Here are just a few snapshots from our classroom:
In a few days, I will begin my two-week mission to assist in important science research in Northern Gulf of Alaska (NGA) and I feel like my 30-year old dream has come true. I will be participating in the Long Term Ecological Research (LTER) study, which is funded by the National Science Foundation (NSF).
This cruise will be the third survey for the 2019 season for this area and the 23rd consecutive season for sampling along the Seward Line. The goal of the NGA-LTER program is to evaluate the ecosystem in terms of its productivity and its resiliency in the face of extreme seasonal variations and long term climate change. The mission entails doing a variety of water and plankton sampling at different stations along four transect lines in the NGA, as well as a circuit within Prince William Sound.
I will be sailing aboard R/V Tiglax (pictured below) which is the Aleut word for eagle and is pronounced TEKL-lah. My primary mission is to assist on the night shift with the collection of zooplankton at each station. In addition to this, I look forward to learning as much as I can about the other work being done, including water chemistry, nutrient sampling, phytoplankton collection and analysis, and seabird and mammal surveys. As a NOAA Teacher at Sea, I am tasked with creating lesson plans that connect this science research to my classroom. My goal is to develop lessons that will help my students understand the importance of whole systems monitoring, as well as the important connections between ocean water properties, microfauna and megafauna.
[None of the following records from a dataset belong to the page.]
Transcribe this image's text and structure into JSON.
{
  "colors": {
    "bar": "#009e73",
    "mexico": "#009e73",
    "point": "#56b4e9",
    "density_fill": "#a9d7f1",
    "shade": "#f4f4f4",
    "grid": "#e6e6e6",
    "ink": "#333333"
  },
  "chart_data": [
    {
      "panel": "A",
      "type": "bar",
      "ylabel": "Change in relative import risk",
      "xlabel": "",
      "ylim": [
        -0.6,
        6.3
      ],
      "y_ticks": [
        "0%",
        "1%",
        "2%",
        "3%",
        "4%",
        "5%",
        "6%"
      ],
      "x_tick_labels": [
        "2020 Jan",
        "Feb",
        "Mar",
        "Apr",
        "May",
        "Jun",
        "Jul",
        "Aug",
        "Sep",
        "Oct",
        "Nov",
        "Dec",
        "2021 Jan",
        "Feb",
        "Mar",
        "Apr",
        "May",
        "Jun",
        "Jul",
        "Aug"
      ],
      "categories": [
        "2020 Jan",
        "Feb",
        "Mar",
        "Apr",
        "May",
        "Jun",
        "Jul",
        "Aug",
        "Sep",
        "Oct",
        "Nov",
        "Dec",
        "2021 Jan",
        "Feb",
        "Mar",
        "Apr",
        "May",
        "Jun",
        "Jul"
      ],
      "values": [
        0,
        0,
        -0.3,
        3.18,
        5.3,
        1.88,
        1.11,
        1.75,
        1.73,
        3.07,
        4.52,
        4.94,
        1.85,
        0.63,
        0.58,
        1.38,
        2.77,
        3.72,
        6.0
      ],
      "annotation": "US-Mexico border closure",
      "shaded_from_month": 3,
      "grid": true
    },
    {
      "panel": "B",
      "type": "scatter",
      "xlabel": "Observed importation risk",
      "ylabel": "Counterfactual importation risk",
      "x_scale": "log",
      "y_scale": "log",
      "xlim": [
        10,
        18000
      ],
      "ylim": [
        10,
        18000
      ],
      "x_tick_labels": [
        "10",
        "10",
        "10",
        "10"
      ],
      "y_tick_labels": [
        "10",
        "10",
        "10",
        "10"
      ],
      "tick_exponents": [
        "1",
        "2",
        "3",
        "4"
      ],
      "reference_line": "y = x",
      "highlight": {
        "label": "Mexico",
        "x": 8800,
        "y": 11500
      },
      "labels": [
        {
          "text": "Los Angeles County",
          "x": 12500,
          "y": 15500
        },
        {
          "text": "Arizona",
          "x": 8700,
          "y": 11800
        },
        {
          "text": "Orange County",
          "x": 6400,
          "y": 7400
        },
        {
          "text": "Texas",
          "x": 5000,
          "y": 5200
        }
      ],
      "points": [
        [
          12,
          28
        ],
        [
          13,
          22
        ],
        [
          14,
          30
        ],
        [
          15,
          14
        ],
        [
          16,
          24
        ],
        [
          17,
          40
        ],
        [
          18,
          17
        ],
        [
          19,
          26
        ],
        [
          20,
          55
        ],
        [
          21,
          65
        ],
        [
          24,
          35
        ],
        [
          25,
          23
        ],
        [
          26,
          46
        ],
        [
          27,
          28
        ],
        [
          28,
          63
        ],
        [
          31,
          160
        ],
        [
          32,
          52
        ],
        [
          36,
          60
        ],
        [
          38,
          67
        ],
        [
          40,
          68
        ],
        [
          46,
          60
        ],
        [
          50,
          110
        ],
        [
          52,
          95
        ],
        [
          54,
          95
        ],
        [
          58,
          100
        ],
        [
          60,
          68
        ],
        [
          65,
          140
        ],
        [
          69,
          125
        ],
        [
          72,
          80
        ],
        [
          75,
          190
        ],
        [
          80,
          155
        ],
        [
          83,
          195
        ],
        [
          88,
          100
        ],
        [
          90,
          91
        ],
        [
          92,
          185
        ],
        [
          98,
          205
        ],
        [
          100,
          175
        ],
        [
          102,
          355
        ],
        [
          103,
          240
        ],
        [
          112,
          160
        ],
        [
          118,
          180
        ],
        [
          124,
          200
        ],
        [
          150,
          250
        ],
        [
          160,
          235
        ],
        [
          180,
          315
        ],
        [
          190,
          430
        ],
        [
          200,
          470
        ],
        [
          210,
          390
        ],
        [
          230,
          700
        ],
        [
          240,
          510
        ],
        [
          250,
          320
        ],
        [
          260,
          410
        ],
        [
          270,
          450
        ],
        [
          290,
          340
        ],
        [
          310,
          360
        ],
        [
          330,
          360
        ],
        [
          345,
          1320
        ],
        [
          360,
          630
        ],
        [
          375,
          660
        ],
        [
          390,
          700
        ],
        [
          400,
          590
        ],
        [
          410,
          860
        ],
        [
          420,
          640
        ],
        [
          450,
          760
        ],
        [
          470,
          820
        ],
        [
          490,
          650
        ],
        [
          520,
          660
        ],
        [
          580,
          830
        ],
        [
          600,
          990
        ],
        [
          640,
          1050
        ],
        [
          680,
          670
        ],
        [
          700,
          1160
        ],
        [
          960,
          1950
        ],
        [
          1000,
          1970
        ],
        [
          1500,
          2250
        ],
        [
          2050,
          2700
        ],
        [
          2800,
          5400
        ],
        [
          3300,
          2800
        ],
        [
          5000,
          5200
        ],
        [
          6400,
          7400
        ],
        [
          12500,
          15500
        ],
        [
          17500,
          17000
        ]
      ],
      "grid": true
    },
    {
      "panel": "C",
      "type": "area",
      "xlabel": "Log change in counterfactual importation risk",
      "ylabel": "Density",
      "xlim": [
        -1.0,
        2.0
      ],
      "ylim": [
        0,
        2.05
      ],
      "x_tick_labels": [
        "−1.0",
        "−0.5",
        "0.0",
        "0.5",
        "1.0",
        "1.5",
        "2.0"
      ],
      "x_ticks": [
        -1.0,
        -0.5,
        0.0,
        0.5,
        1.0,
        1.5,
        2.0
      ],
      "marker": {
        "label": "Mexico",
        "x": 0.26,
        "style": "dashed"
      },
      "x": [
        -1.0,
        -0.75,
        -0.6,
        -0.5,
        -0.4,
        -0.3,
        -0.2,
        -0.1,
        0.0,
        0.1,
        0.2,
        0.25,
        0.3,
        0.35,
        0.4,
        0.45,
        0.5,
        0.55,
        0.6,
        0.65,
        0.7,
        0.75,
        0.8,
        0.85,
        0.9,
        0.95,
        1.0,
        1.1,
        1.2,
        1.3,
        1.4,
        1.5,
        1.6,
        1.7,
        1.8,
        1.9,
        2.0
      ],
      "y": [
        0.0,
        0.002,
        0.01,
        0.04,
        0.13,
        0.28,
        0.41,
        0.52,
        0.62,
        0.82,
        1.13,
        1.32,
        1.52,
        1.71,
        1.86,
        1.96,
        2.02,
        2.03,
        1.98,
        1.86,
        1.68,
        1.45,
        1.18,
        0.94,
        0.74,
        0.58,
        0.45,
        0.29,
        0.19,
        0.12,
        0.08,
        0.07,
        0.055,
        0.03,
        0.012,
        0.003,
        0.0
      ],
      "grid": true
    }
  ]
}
When I am not in my classroom, I like to be outside as much as possible. I enjoy hiking, backpacking and spending time with my family on our remote property in Bristol Bay.
My husband and I also like to travel outside of Alaska whenever possible during the winter months and see the world. One of our favorite trips was completing a full transit of the Panama Canal. This winter break we will be headed to the barrier reef in Belize to experience the beautiful tropical ocean.
I tell my students we have researched and explored more of space than we have of our own ocean.
I am so excited to be working to help change that statistic!
Did You Know?
This summer has broken many records in Alaska for warm dry weather and Southcentral has been in an official drought. How will this impact ocean temperatures out in the NGA and will we see evidence in the plankton or other organisms we examine?